Concordia is a 50,000-member community, the size of a small town. Much of what we do can be like adding a drop to a bucket of water. To change the culture, that drop must be like ink, changing the colour of the water. Compost must be made present in our minds consistently and persistently.
This year, the Graduate Student Association (GSA) adopted a sustainability policy aiming to reduce and compost food waste. The graduate community must remain vigilant to implement that policy. Concordia Student Union (CSU) already has a sustainability policy, and a campus-wide policy is in the works. Other associations should follow.
All events taking place in the university where food is served should automatically be provided with compost bins as part of the space booking process. Events organized by student associations, faculties, gradpro skills, institutes, research centres and Alumni Relations should be zero waste. While the establishment of policy remains necessary, staff champions who organize those events can make a real and positive difference.
There are still less than 30 public compost bins. Expansions in public areas and staff kitchenettes are planned but have yet to materialize. Implementing on-site composting remains uncertain, as the Loyola composter remains inoperable. Further infrastructure investments with clear timelines are necessary.
Such infrastructure investments are not unheard of fairy tales for universities. The University of Sherbrooke diverts about 80 per cent of its waste away from landfills, ensures that all common areas, kitchens and lounges are equipped with compost bins, and operates its own composter with a 70 tonnes annual capacity, according to their website. Concordia diverts about 60 per cent of its waste. A total of 363 tonnes of waste from Concordia go to landfills, 188 tonnes of which is compostable—more than 50 per cent—according to Concordia’s 2013-2014 waste audit. Compost should be priority one!

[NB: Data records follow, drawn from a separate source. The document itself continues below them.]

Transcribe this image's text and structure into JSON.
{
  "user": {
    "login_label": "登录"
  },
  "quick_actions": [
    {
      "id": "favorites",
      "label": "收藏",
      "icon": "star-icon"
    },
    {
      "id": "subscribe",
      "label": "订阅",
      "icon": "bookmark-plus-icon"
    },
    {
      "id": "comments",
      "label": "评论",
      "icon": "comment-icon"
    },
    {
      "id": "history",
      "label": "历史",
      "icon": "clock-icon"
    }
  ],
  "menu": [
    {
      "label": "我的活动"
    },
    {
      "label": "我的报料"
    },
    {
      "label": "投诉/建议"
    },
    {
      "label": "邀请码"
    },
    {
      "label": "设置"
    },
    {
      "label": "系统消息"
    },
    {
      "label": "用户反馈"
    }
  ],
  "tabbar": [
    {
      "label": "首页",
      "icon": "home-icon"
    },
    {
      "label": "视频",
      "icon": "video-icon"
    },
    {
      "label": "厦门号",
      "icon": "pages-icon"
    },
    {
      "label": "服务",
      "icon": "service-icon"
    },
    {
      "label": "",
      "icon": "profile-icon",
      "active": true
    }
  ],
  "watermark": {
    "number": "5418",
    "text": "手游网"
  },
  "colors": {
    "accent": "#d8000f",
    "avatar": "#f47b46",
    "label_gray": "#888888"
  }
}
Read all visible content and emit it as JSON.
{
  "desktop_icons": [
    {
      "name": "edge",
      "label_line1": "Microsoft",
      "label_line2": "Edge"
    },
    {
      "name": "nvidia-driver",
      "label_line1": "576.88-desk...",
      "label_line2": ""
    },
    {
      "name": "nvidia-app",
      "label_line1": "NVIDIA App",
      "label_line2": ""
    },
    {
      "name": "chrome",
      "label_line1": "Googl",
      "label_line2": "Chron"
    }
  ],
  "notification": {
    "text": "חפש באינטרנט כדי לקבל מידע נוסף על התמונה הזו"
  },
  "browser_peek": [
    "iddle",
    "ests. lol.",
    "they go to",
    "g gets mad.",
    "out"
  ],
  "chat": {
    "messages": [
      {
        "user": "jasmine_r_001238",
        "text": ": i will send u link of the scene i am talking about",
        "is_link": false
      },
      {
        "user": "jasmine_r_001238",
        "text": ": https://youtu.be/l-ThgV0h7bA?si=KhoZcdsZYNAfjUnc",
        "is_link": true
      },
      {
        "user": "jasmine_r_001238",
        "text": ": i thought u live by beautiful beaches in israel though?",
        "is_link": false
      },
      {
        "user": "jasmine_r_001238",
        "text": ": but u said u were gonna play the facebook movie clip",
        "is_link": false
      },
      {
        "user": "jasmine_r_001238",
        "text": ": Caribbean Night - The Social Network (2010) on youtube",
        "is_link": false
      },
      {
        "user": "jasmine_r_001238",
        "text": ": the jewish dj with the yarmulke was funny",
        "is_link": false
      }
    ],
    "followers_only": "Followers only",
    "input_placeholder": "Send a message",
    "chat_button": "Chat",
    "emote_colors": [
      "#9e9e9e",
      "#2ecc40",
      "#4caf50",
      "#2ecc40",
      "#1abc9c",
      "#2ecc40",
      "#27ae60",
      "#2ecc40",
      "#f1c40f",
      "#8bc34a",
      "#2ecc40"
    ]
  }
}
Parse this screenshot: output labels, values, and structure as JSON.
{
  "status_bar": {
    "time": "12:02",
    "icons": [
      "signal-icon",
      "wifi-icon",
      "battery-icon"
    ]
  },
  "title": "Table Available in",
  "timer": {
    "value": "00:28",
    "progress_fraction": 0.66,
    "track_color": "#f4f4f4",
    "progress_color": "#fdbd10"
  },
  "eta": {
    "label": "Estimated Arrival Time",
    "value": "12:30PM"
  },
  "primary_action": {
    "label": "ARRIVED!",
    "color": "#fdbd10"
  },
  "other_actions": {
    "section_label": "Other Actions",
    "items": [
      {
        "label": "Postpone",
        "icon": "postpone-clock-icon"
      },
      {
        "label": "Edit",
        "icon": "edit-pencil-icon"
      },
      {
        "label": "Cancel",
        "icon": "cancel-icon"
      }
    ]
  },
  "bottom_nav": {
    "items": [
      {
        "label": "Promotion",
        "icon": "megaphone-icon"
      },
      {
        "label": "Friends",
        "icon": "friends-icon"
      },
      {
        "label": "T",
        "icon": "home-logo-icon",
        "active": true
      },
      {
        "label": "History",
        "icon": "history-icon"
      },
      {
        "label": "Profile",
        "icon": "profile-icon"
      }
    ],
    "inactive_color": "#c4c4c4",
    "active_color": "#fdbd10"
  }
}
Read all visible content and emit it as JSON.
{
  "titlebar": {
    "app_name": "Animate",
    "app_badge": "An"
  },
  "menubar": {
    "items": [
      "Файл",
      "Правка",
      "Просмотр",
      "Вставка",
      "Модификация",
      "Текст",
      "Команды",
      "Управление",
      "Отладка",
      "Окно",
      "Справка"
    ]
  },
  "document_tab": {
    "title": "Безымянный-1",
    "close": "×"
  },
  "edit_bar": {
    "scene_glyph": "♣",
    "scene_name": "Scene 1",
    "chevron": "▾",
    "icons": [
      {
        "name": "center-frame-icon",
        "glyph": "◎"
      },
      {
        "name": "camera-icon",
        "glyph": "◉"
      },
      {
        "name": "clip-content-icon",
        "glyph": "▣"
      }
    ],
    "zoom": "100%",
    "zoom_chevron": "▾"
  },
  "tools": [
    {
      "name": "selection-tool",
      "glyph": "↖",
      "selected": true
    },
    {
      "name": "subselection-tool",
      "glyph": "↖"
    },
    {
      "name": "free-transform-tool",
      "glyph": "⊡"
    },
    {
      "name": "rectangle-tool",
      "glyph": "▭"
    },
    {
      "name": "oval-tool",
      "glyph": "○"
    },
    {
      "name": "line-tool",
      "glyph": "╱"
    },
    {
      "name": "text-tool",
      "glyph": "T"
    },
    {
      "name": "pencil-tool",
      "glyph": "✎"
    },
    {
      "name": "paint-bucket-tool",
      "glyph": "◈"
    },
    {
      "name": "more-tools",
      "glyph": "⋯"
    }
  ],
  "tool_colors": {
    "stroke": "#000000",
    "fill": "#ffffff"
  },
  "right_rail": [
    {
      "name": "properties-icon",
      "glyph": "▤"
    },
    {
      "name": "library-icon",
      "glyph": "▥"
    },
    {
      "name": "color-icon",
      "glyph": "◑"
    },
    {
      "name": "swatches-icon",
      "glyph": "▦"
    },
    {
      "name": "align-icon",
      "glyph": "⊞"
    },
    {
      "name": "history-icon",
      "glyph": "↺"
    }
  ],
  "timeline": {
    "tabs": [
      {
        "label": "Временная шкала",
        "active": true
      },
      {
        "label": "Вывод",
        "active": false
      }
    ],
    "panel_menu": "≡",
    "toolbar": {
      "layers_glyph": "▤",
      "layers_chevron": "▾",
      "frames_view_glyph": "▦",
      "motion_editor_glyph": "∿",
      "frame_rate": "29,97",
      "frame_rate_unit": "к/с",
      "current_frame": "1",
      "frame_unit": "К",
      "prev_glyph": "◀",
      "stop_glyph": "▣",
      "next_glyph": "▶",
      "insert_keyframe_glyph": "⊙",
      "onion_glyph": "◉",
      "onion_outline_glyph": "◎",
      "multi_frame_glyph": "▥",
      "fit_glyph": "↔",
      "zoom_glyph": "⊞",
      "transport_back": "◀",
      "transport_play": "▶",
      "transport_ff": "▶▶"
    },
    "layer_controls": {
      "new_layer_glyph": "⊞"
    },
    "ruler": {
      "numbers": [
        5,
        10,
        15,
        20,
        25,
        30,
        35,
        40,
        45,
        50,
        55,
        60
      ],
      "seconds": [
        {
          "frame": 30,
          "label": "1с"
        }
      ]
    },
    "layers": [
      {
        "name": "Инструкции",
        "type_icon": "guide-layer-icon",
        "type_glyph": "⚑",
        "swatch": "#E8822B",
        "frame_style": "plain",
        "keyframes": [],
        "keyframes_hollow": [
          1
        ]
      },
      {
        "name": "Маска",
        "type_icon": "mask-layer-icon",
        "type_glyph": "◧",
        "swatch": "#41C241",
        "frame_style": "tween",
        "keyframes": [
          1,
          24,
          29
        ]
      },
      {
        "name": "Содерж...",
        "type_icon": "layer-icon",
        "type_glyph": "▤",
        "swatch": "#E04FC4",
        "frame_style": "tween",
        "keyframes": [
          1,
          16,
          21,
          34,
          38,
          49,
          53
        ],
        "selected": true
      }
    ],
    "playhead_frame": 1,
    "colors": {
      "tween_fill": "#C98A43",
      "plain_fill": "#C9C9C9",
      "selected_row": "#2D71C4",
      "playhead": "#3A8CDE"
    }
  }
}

While Concordia’s new strategic directions do not explicitly include sustainability, a separate “outline” integrating it within the new directions was composed by the sustainability governance framework—university committees on sustainability. We must act with a sense of urgency to live up to the sustainability expectations of both Concordia and international communities.
In the meantime, buy only what you need, finish your meals and throw your leftover food and contaminated paper in the compost bins with orange lids! A community consultation hosted by Concordia’s Facilities Management is scheduled for Dec. 2 from 1 p.m. to 3 p.m. in GM 1060-01 to discuss future Concordia investments in on-site composting.